An occupational therapist can choose to concentrate in a wide variety of clinical areas. This profession truly makes a difference in the everyday lives of individuals. Occupational therapists assist people with physical, mental and developmental disabilities and other diseases and illnesses to regain the ability to perform everyday tasks with ease. Some patients may need long-term care and benefit from specialized technology. Occupational therapists may also operate in general practice. This is a fairly lucrative career for someone interested in the medical field who enjoys helping people.

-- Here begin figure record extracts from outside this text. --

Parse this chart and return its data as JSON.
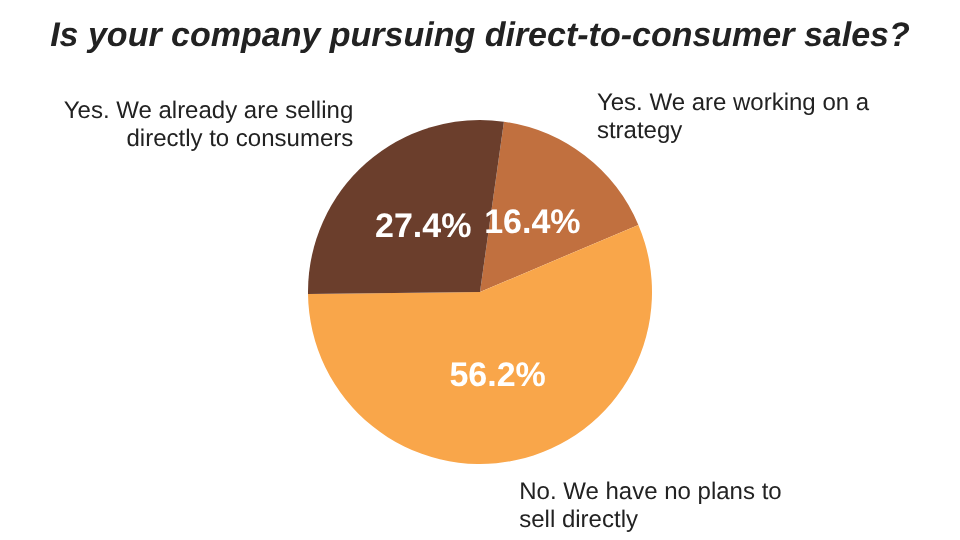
{
  "chart_data": {
    "type": "pie",
    "title": "Is your company pursuing direct-to-consumer sales?",
    "categories": [
      "Yes. We are working on a strategy",
      "No. We have no plans to sell directly",
      "Yes. We already are selling directly to consumers"
    ],
    "values": [
      16.4,
      56.2,
      27.4
    ],
    "colors": [
      "#c1703f",
      "#f9a64a",
      "#6b3e2c"
    ],
    "value_labels": [
      "16.4%",
      "56.2%",
      "27.4%"
    ],
    "legend": false
  }
}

Occupational Therapist Jobs

Occupational therapists may work full-time or part-time. Occupational therapists work in a variety of settings include nursing homes, treatment facilities, hospitals, schools medical offices and mental health facilities. Occupational therapists may choose a certain population to work with during their course of study. Occupational therapists help people regain basic life skills like cooking, cleaning and eating. Occupational therapists may also assist people in the development of logical and abstract thinking skills, emotional skills and hand-eye coordination.

Responsibilities

Occupational therapists help patients adapt to living on their own by practicing everyday activities with them in a controlled, therapeutic environment. Occupational therapists work with people who have physical and mental disabilities and illnesses, elderly people, individuals recovering from accidents and other demographics. Occupational therapists should have good people skills and be creative enough to change treatment based on the individual needs of the patient. Occupational therapists should also have a good deal of patience and not be easily discouraged, since not all patients show immediate improvement and the occupational therapist's attitude about their progress may affect their recovery.

Education

Occupational therapists should have a minimum of master's degree in occupational therapy. Occupational therapy students study multidisciplinary coursework in the sciences. Occupational therapy programs also include fieldwork under the supervision of a practicing occupational therapist. Fieldwork is necessary since most areas of occupational therapy require specialized techniques and equipment and since bedside manner is so important. Continuing education may a requirement for licensing in some states and is also a way to help advance within the career field.

License

Occupational therapists in all States are required to graduate from an accredited institutions and pass a standardized exam in order to receive their license to practice. Once an occupational therapists is licensed, he or she has the option to use the credential Occupational Therapists Registered (OTR).

Salary

Occupational therapists generally earn about $50,000-60,000 per year.

Advancement Options

Occupational therapists are more likely to advance by taking on supervisor positions within their area of employment. Another factor that generally increases advancement opportunities is to develop an area of clinical concentration, like geriatrics.  Some occupational therapists find employment in private practice.  Occupational therapists may also teach by pursuing a Ph.D. in occupational therapy. Some occupational therapists choose to attend medical school. This may particularly easy of the occupational therapist who has developed a focus area during the master's degree. If medical school a planned part of the occupational therapist career path, prepare in advance by connecting coursework and experience from the master's degree and practice, if applicable.